I’ve been developing scientific visualization software under OpenGL for quite a number of years. Recently, I thought it might be a good idea to try to upgrade my old school fixed-pipeline and basic scenegraph skills to something a bit newer. I’ll tackle OpenGL 3.0+ shortly, but at the moment I’m trying to experiment with some different methodologies for storing matrix/vertex data.
I’ve been using GL rotate/translate to build my modelview matrix, then sending my vertex data down the pipe to be rendered. If I need to perform a lookup or intersection test, then I extract the modelview matrix from OpenGL, apply that matrix to each of my vertices (which often count into the tens of millions), and then perform the operation.
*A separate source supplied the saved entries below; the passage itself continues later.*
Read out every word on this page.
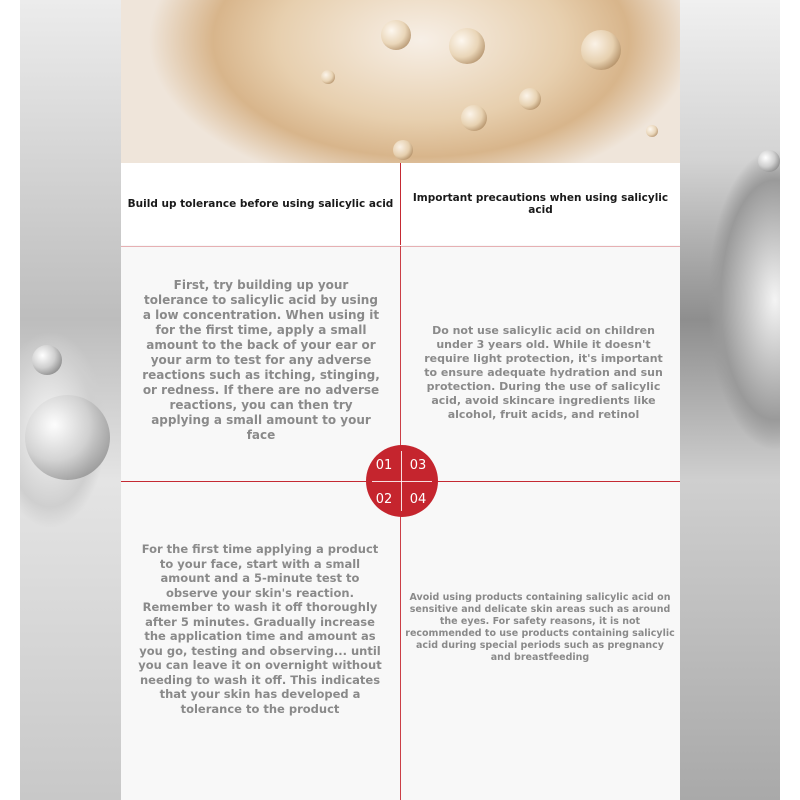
Build up tolerance before using salicylic acid
First, try building up your tolerance to salicylic acid by using a low concentration. When using it for the first time, apply a small amount to the back of your ear or your arm to test for any adverse reactions such as itching, stinging, or redness. If there are no adverse reactions, you can then try applying a small amount to your face
Important precautions when using salicylic acid
Do not use salicylic acid on children under 3 years old. While it doesn't require light protection, it's important to ensure adequate hydration and sun protection. During the use of salicylic acid, avoid skincare ingredients like alcohol, fruit acids, and retinol
For the first time applying a product to your face, start with a small amount and a 5-minute test to observe your skin's reaction. Remember to wash it off thoroughly after 5 minutes. Gradually increase the application time and amount as you go, testing and observing... until you can leave it on overnight without needing to wash it off. This indicates that your skin has developed a tolerance to the product
Avoid using products containing salicylic acid on sensitive and delicate skin areas such as around the eyes. For safety reasons, it is not recommended to use products containing salicylic acid during special periods such as pregnancy and breastfeeding
01	03
02	04
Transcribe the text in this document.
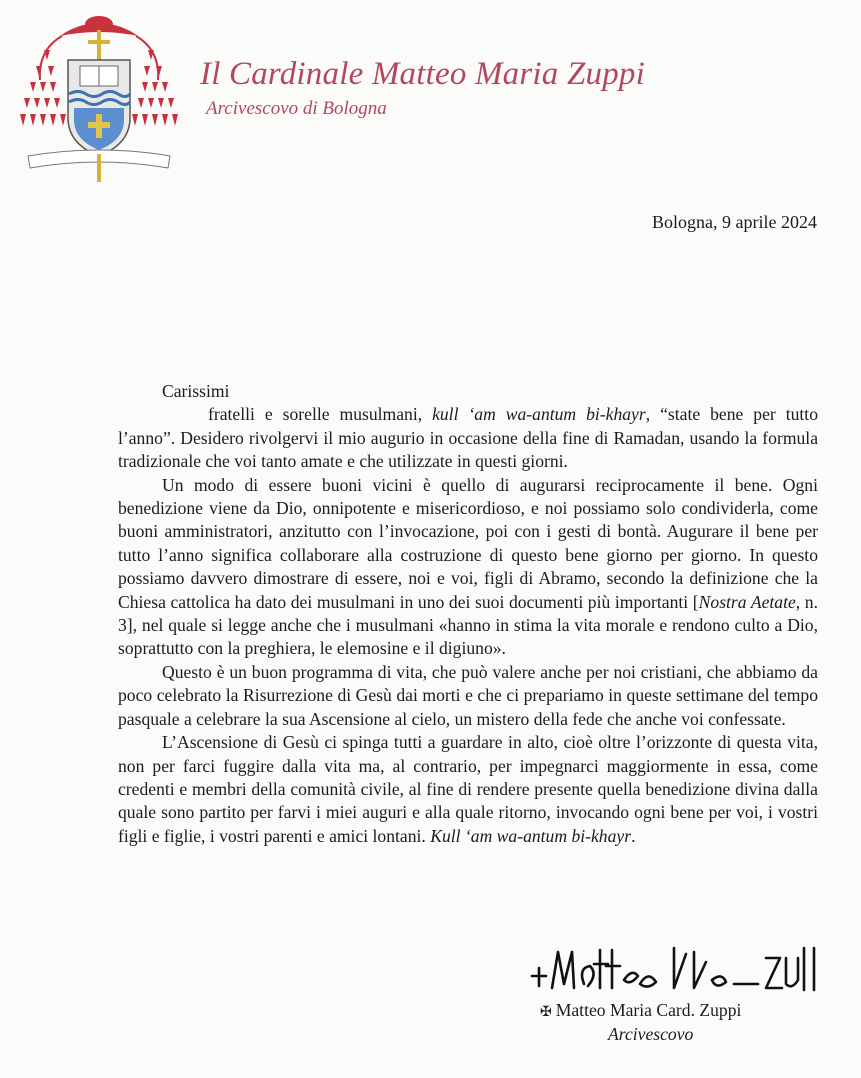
Il Cardinale Matteo Maria Zuppi
Arcivescovo di Bologna
Bologna, 9 aprile 2024

Carissimi

fratelli e sorelle musulmani, kull ‘am wa-antum bi-khayr, “state bene per tutto l’anno”. Desidero rivolgervi il mio augurio in occasione della fine di Ramadan, usando la formula tradizionale che voi tanto amate e che utilizzate in questi giorni.

Un modo di essere buoni vicini è quello di augurarsi reciprocamente il bene. Ogni benedizione viene da Dio, onnipotente e misericordioso, e noi possiamo solo condividerla, come buoni amministratori, anzitutto con l’invocazione, poi con i gesti di bontà. Augurare il bene per tutto l’anno significa collaborare alla costruzione di questo bene giorno per giorno. In questo possiamo davvero dimostrare di essere, noi e voi, figli di Abramo, secondo la definizione che la Chiesa cattolica ha dato dei musulmani in uno dei suoi documenti più importanti [Nostra Aetate, n. 3], nel quale si legge anche che i musulmani «hanno in stima la vita morale e rendono culto a Dio, soprattutto con la preghiera, le elemosine e il digiuno».

Questo è un buon programma di vita, che può valere anche per noi cristiani, che abbiamo da poco celebrato la Risurrezione di Gesù dai morti e che ci prepariamo in queste settimane del tempo pasquale a celebrare la sua Ascensione al cielo, un mistero della fede che anche voi confessate.

L’Ascensione di Gesù ci spinga tutti a guardare in alto, cioè oltre l’orizzonte di questa vita, non per farci fuggire dalla vita ma, al contrario, per impegnarci maggiormente in essa, come credenti e membri della comunità civile, al fine di rendere presente quella benedizione divina dalla quale sono partito per farvi i miei auguri e alla quale ritorno, invocando ogni bene per voi, i vostri figli e figlie, i vostri parenti e amici lontani. Kull ‘am wa-antum bi-khayr.

✠ Matteo Maria Card. Zuppi
Arcivescovo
While this works flawlessly, I’m sure there’s a better way to do it. So I thought a good first step would be to build the modelview myself, manipulate each vertex in my software and then send the modified vertices off to opengl. I figured this would have the twin benefits of being offloadable to another thread while essentially giving me the ability to perform geometry operations for free (of course the operations themselves still have cost, but the setup is free).
Fundamentally this works. All of my basic functionality works fine – objects (lines, triangles, etc) are drawn correctly, textured, etc. Unfortunately, my fixed-pipeline lighting no longer works as intended. Previously I would:
Set my lighting position
Perform my modelview transforms using the API’s translate/rotate/look-at routines
Render my scene
I’ve tried a few hacky fixes, but really I’m just bumbling around hoping to land on the correct solution. Right now, I’ve got the equivalent of:
Define modelview identity
Build modelview by multiplying camera rotations/translations
Update vertices (normals and light positions, too) by transforming their original positions by the modelview matrix
Specifying the light position via glLightv (using the modified light position as transformed by my modelview matrix)
Render my scene
Lighting is noticable, but changes radically according to camera angle. I don’t remember seeing lighting like this since I first started bumbling around with lighting.
Anyone have any thoughts? Either on the lighting issue or my attempts to improving a basic scene? Am I barking up the wrong tree by moving the computations out of GL and into my own software?
I think typically that you want to create Vertex buffer objects for your vertices and then index buffers for your tris. Then send your matrices (modelview, projection) down to the card and let the card do the transformations. Doing them on the CPU defeats the purpose of all those little cores on the card!!
As far as lighting, the way to go is to start writing your own lighting vertex and fragment shaders! Its not obvious to me what issues you are having with the fixed func. lighting…
My thinking was that by having the CPU handle all of vertex transforms I’d have the information available to do all my operations on them (intersections, etc) without having to preprocess any vertices that may have been transformed by rotates/translates/scales.
That’s a bit too big of a leap for me right now. I’ll get to it in time, but I need to digest a few things before I leap into the world of shaders (I’ve been using fixed pipeline for over 10 years).
Ignore the lighting problem If I switch back to allowing the API/GPU to do my transforms, then my lighting problem should be solved.
You can avoid transforming all your object vertices into world coordinates for intersection testing by transforming the object you test with (perhaps a ray or something similarly simple?) into the object’s coordinate system.
If intersection testing is a bottleneck for you and your objects are as big as you describe you should probably also consider using some acceleration data structure, like bounding volume hierarchies, kd-tree, or something along those lines.
The GPU is really good at transforming vertices fast, so you should let it do that if at all possible
I’ve thought about transforming my rays/etc into world coordinates, but half my objects are are world coordinates and the other half are in local coordinates. It’s the nature of a beast that has grown progressively larger over the years
I’m accelerating my searches using a pretty simple octree. No noticable performance hits yet, but then I haven’t bothered profiling it, either.
I’ve decided to bite the bullet and hack together a 3.0+ sample. We’ll see where that takes me.
You have tens of million vertices?
This is quite a lot!
I remember about 10 years ago I tried to handle about 100000 to 1 million vertices on cpu.
Forget it, even the biggest newest 8/16 Core CPus are not able to do it performantly.
It’s simple. Todays top CPUs have about 20GB/s peak performance in memory access. You need 3 access
read (transfer to GPU)
Having tens of millions vertices, no Cache will help you very much, your effective bandwith will be about 1GB/s.
Lets look to GPU. You have on Top GPUs more than 200 GB/s bandwith!
On performance side, you need all your CPU performance/bandwith to transfer your data to GPU. Doing more on CPU will drastically reduce performance, because the limit is the memory bandwidth on CPU.
So I think, its not worth looking into transforming your vertices on CPU. GPU is much better designed to do it really fast.
Furthermore on CPU, you should use SSE, ok some compilers may do it for you, but its tricky, and a lot of pitfalls are waiting for you. Good old x87 code without prefetching and streaming additions will not make you happy.